Para examinar se as interações hMLH1 e hEXO1 podem ser afetadas em pacientes com HNPCC, a associação das três proteínas mutantes hMLH1 descritas acima com hEXO1 foi caracerizada. A interação positiva só foi demonstrada entre HNPCC-hMLH1 (T117M) e a proteína hEXO1b completa através do ensaio in vitro pull-down (Figura 2b, pista 9). No entanto, utilizando o ensaio in vivo de interação protéica de dois híbridos entre as proteínas HNPCC-hMLH1 e as construções exonuclease 1 testadas não puderam ser detectadas (Figura 3). Não foi possível estudar a interação entre as proteínas hEXO1 de comprimento total fundidas ao domínio de ativação GAL4 e as proteínas hMLH1, uma vez que estes construtos não são funcionais no ensaio de levedura bi-híbrida (Rasmussen et al., 2000). Da mesma forma, verificamos que o hMLH1 e os derivados hMLH1 fundidos ao domínio de ativação GAL4 resultaram em proteínas de fusão não funcionais no ensaio bi-híbrido (Figura 3 e dados não mostrados).

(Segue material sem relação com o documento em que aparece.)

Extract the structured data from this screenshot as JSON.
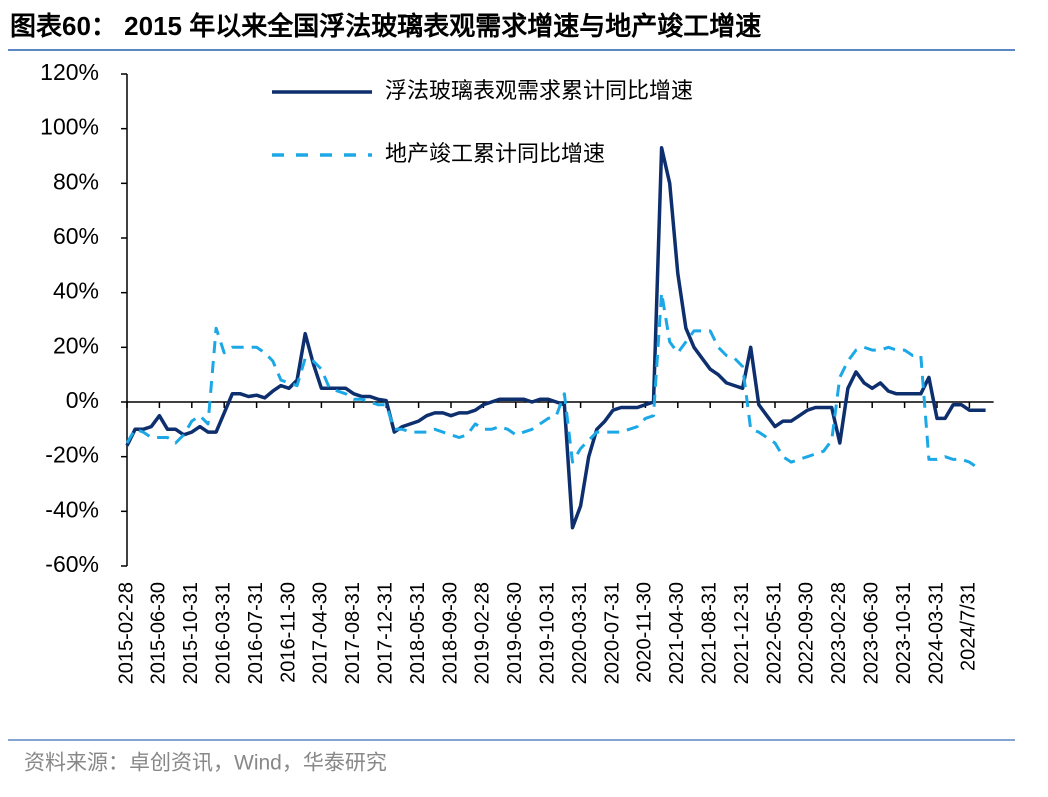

Em conclusão, nossos resultados revelam que três novas mutações HNPCC-hMLH1 conhecidas por co-regregar com suceptibilidade ao câncer em pacientes com HNPCC levam a um defeito na montagem do heterodímero hMutLα que poderia resultar em redução da atividade MMR. Da mesma forma, as proteínas mutantes HNPCC-hMLH1 também são incapazes de interagir com a proteína hEXO1 recentemente identificada, uma proteína que agora parece interagir com hMLH1 e hMSH2, mas não com hMSH6 e hPMS2. Atualmente, os caminhos biológicos precisos e as contribuições gerais dessas interações documentadas permanecem pouco claros, em grande parte porque a hMLH1 tem desempenhado um papel tanto no MMR quanto na recombinação. A dissecção dos defeitos moleculares no HNPCC através de testes de proteínas MMR patogênicas em ensaios funcionais concebidos para quantificar as interações nos complexos proteicos deve, juntamente com a triagem mutacional, a imunohistoquímica e a análise de microsatélites, ajudar no desenvolvimento de estratégias para diagnosticar e tratar portadores de HNPCC.